Aksara Sunda Kuna merupakan aksara yang berkembang di daerah Jawa Barat pada Abad XIV-XVIII yang pada awalnya digunakan untuk menuliskan Bahasa Sunda Kuna. Aksara Sunda Kuna merupakan perkembangan dari Aksara Pallawa yang mencapai taraf modifikasi bentuk khasnya sebagaimana yang digunakan naskah-naskah lontar pada Abad XVI.

Sejarah

Penggunaan Aksara Sunda Kuna dalam bentuk paling awal antara lain dijumpai pada prasasti-prsasasti yang terdapat di Astanagede, Kecamatan Kawali, Kabupaten Ciamis, dan Prasasti Kebantenan yang terdapat di Kabupaten Bekasi.

Edi S. Ekajati mengungkapkan bahwa keberadaan Aksara Sunda Kuna sudah begitu lama tergeser karena adanya ekspansi Kerajaan Mataram Islam ke wilayah Priangan kecuali Cirebon dan Banten. Pada waktu itu para menak Sunda lebih banyak menjadikan budaya Jawa sebagai anutan dan tipe ideal. Akibatnya, kebudayaan Sunda tergeser oleh kebudayaan Jawa. Bahkan banyak para penulis dan budayawan Sunda yang memakai tulisan dan ikon-ikon Jawa.

Bahkan VOC pun membuat surat keputusan, bahwa aksara resmi di daerah Jawa Barat hanya meliputi Aksara Latin, Aksara Arab Gundul (Pegon) dan Aksara Jawa (Cacarakan). Keputusan itu ditetapkan pada tanggal 3 November 1705. Keputusan itu pun didukung para penguasa Cirebon yang menerbitkan surat keputusan serupa pada tanggal 9 Februari 1706.

Sejak saat itu Aksara Sunda Kuno terlupakan selama berabad-abad. Masyarakat Sunda tidak lagi mengenal aksaranya. Kalaupun masih diajarkan di sekolah sampai penghujung tahun 1950-an, rupanya salah kaprah. Pasalnya, yang dipelajari saat itu bukanlah Aksara Sunda Kuna, melainkan Aksara Jawa yang diadopsi dari Mataram dan disebut dengan Cacarakan.

AKSARA SUNDA KUNA DAN BAKU

Pada awal tahun 2000-an pada umumnya masyarakat Jawa Barat hanya mengenal adanya satu jenis aksara daerah Jawa Barat yang disebut sebagai Aksara Sunda.

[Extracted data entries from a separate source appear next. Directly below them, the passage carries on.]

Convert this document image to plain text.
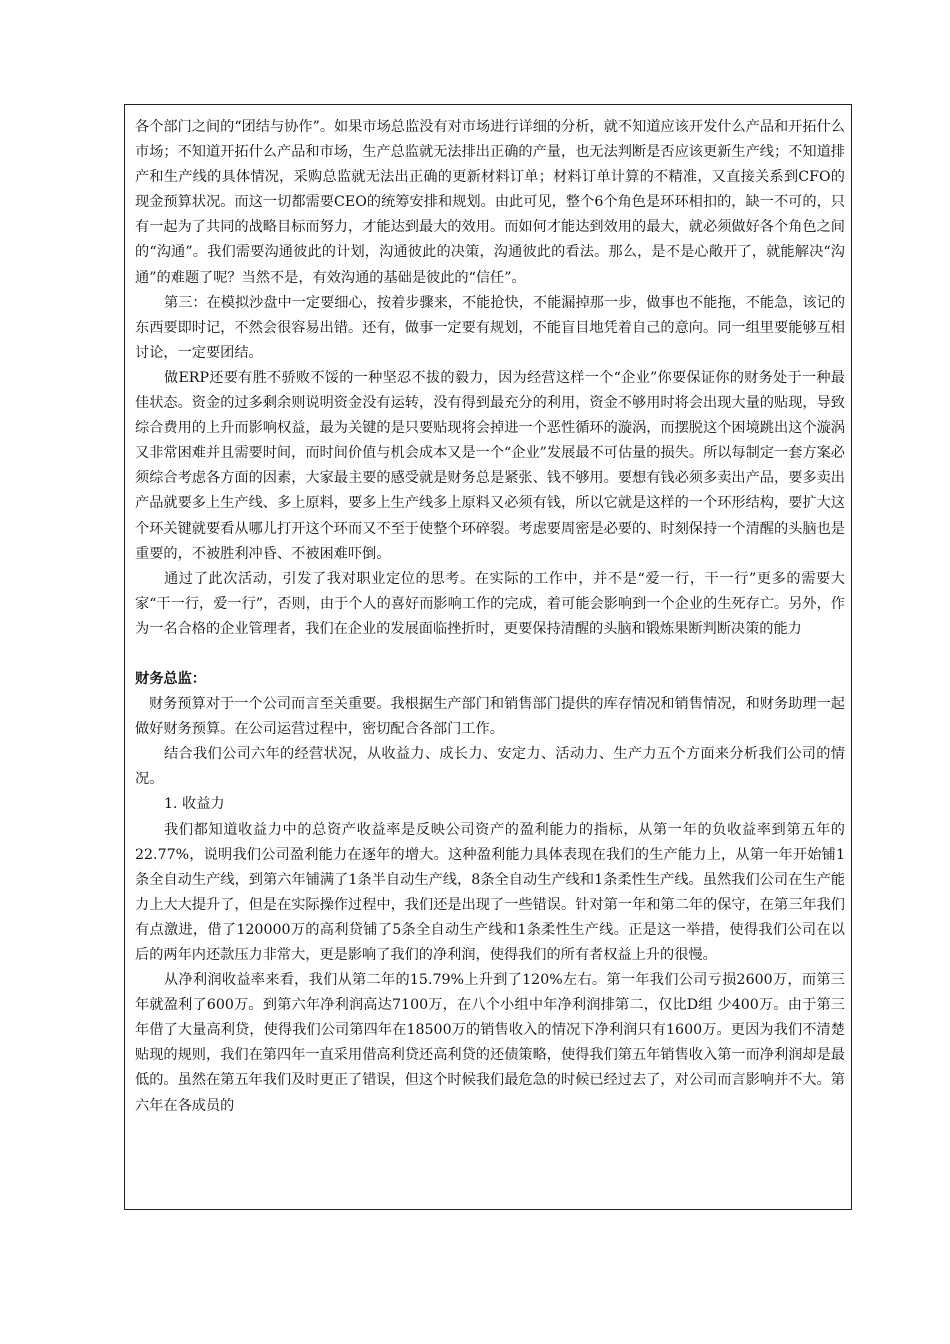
各个部门之间的“团结与协作”。如果市场总监没有对市场进行详细的分析，就不知道应该开发什么产品和开拓什么市场；不知道开拓什么产品和市场，生产总监就无法排出正确的产量，也无法判断是否应该更新生产线；不知道排产和生产线的具体情况，采购总监就无法出正确的更新材料订单；材料订单计算的不精准，又直接关系到CFO的现金预算状况。而这一切都需要CEO的统筹安排和规划。由此可见，整个6个角色是环环相扣的，缺一不可的，只有一起为了共同的战略目标而努力，才能达到最大的效用。而如何才能达到效用的最大，就必须做好各个角色之间的“沟通”。我们需要沟通彼此的计划，沟通彼此的决策，沟通彼此的看法。那么，是不是心敞开了，就能解决“沟通”的难题了呢？当然不是，有效沟通的基础是彼此的“信任”。

第三：在模拟沙盘中一定要细心，按着步骤来，不能抢快，不能漏掉那一步，做事也不能拖，不能急，该记的东西要即时记，不然会很容易出错。还有，做事一定要有规划，不能盲目地凭着自己的意向。同一组里要能够互相讨论，一定要团结。

做ERP还要有胜不骄败不馁的一种坚忍不拔的毅力，因为经营这样一个“企业”你要保证你的财务处于一种最佳状态。资金的过多剩余则说明资金没有运转，没有得到最充分的利用，资金不够用时将会出现大量的贴现，导致综合费用的上升而影响权益，最为关键的是只要贴现将会掉进一个恶性循环的漩涡，而摆脱这个困境跳出这个漩涡又非常困难并且需要时间，而时间价值与机会成本又是一个“企业”发展最不可估量的损失。所以每制定一套方案必须综合考虑各方面的因素，大家最主要的感受就是财务总是紧张、钱不够用。要想有钱必须多卖出产品，要多卖出产品就要多上生产线、多上原料，要多上生产线多上原料又必须有钱，所以它就是这样的一个环形结构，要扩大这个环关键就要看从哪儿打开这个环而又不至于使整个环碎裂。考虑要周密是必要的、时刻保持一个清醒的头脑也是重要的，不被胜利冲昏、不被困难吓倒。

通过了此次活动，引发了我对职业定位的思考。在实际的工作中，并不是“爱一行，干一行”更多的需要大家“干一行，爱一行”，否则，由于个人的喜好而影响工作的完成，着可能会影响到一个企业的生死存亡。另外，作为一名合格的企业管理者，我们在企业的发展面临挫折时，更要保持清醒的头脑和锻炼果断判断决策的能力

财务总监：

财务预算对于一个公司而言至关重要。我根据生产部门和销售部门提供的库存情况和销售情况，和财务助理一起做好财务预算。在公司运营过程中，密切配合各部门工作。

结合我们公司六年的经营状况，从收益力、成长力、安定力、活动力、生产力五个方面来分析我们公司的情况。

1. 收益力

我们都知道收益力中的总资产收益率是反映公司资产的盈利能力的指标，从第一年的负收益率到第五年的22.77%，说明我们公司盈利能力在逐年的增大。这种盈利能力具体表现在我们的生产能力上，从第一年开始铺1条全自动生产线，到第六年铺满了1条半自动生产线，8条全自动生产线和1条柔性生产线。虽然我们公司在生产能力上大大提升了，但是在实际操作过程中，我们还是出现了一些错误。针对第一年和第二年的保守，在第三年我们有点激进，借了120000万的高利贷铺了5条全自动生产线和1条柔性生产线。正是这一举措，使得我们公司在以后的两年内还款压力非常大，更是影响了我们的净利润，使得我们的所有者权益上升的很慢。

从净利润收益率来看，我们从第二年的15.79%上升到了120%左右。第一年我们公司亏损2600万，而第三年就盈利了600万。到第六年净利润高达7100万，在八个小组中年净利润排第二，仅比D组 少400万。由于第三年借了大量高利贷，使得我们公司第四年在18500万的销售收入的情况下净利润只有1600万。更因为我们不清楚贴现的规则，我们在第四年一直采用借高利贷还高利贷的还债策略，使得我们第五年销售收入第一而净利润却是最低的。虽然在第五年我们及时更正了错误，但这个时候我们最危急的时候已经过去了，对公司而言影响并不大。第六年在各成员的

Namun demikian perlu diperhatikan bahwa setidaknya ada empat jenis aksara yang menyandang nama Aksara Sunda, yaitu Aksara Sunda Kuna, Aksara Sunda Cacarakan, Aksara Sunda Pegon, dan Aksara Sunda Baku.

Dari empat jenis Aksara Sunda ini, Aksara Sunda Kuna dan Aksara Sunda Baku dapat disebut serupa tapi tak sama. Aksara Sunda Baku merupakan modifikasi Aksara Sunda Kuna yang telah disesuaikan sedemikian rupa sehingga dapat digunakan untuk menuliskan Bahasa Sunda kontemporer.

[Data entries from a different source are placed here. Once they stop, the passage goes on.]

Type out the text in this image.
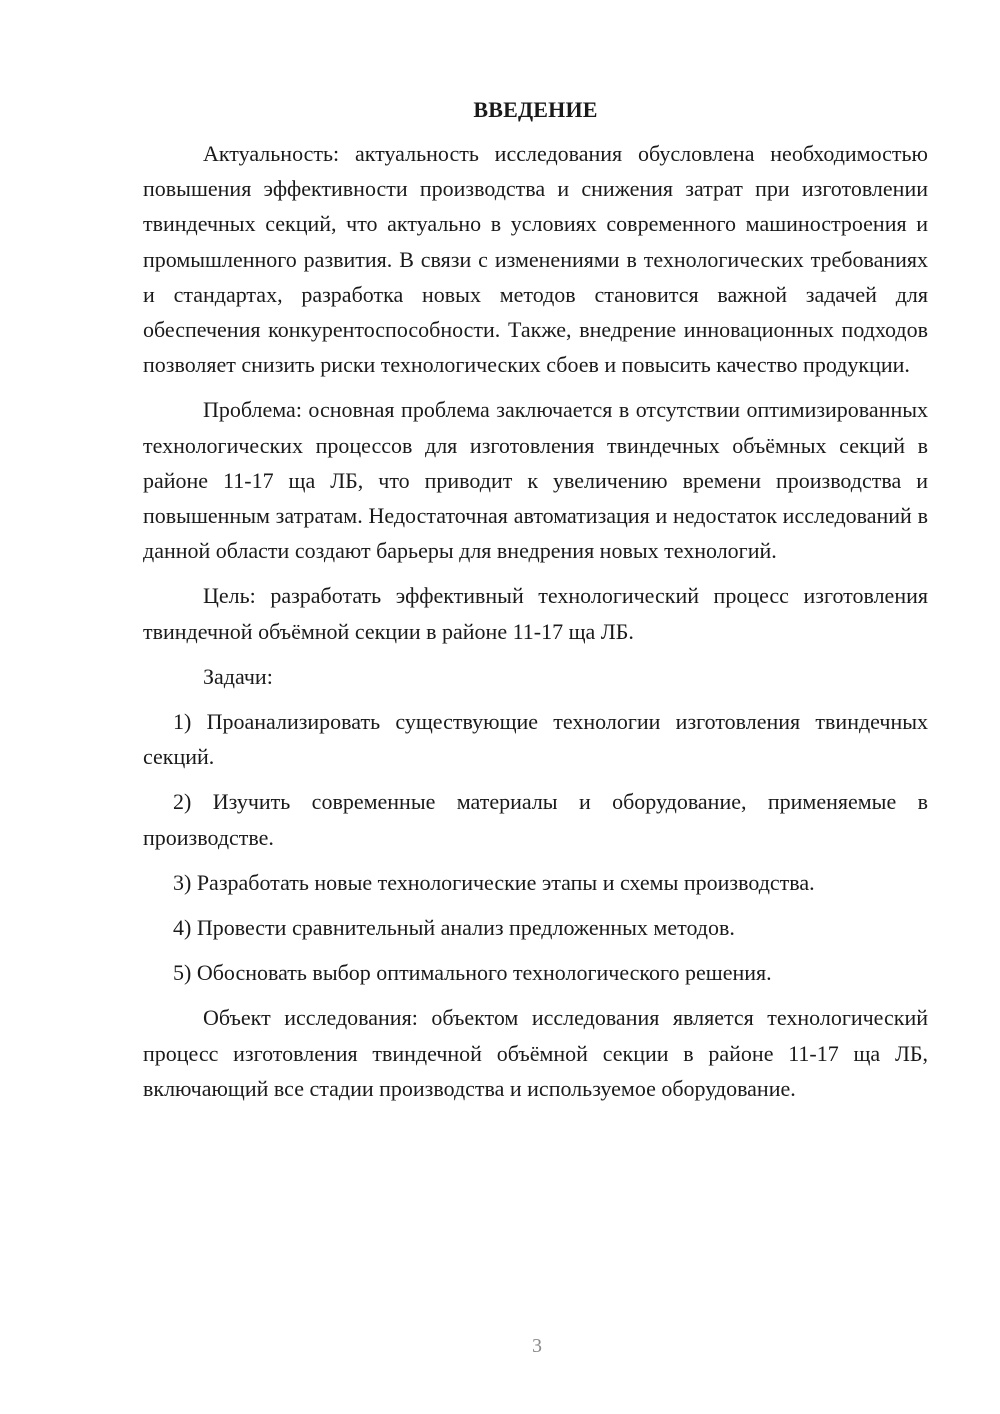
ВВЕДЕНИЕ

Актуальность: актуальность исследования обусловлена необходимостью повышения эффективности производства и снижения затрат при изготовлении твиндечных секций, что актуально в условиях современного машиностроения и промышленного развития. В связи с изменениями в технологических требованиях и стандартах, разработка новых методов становится важной задачей для обеспечения конкурентоспособности. Также, внедрение инновационных подходов позволяет снизить риски технологических сбоев и повысить качество продукции.

Проблема: основная проблема заключается в отсутствии оптимизированных технологических процессов для изготовления твиндечных объёмных секций в районе 11-17 ща ЛБ, что приводит к увеличению времени производства и повышенным затратам. Недостаточная автоматизация и недостаток исследований в данной области создают барьеры для внедрения новых технологий.

Цель: разработать эффективный технологический процесс изготовления твиндечной объёмной секции в районе 11-17 ща ЛБ.

Задачи:

1) Проанализировать существующие технологии изготовления твиндечных секций.

2) Изучить современные материалы и оборудование, применяемые в производстве.

3) Разработать новые технологические этапы и схемы производства.

4) Провести сравнительный анализ предложенных методов.

5) Обосновать выбор оптимального технологического решения.

Объект исследования: объектом исследования является технологический процесс изготовления твиндечной объёмной секции в районе 11-17 ща ЛБ, включающий все стадии производства и используемое оборудование.

3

Modifikasi tersebut meliputi penambahan huruf (misalnya huruf va dan fa), pengurangan huruf (misalnya huruf re pepet dan le pepet), dan perubahan bentuk huruf (misalnya huruf na dan ma).
Aksara Sunda Kuno sebagaimana digunakan pada naskah-naskah lontar dari Abad XV - XVII. Beberapa varian huruf dan perubah vokal tidak termasuk dalam tabel di atas.
Perbandingan bentuk huruf antara Aksara Jawa Kuno, Aksara Sunda Kuno, dan Aksara Sunda Baku.


VARIASI AKSARA

Seiring perubahan zaman, budaya, dan bahasa masyarakat penggunanya, suatu aksara dapat mengalami perubahan jumlah huruf, bentuk huruf maupun bunyinya, walaupun tetap saja dianggap sebagai bagian dari aksara induknya; atau dengan kata lain, tidak terpecah menjadi aksara baru. 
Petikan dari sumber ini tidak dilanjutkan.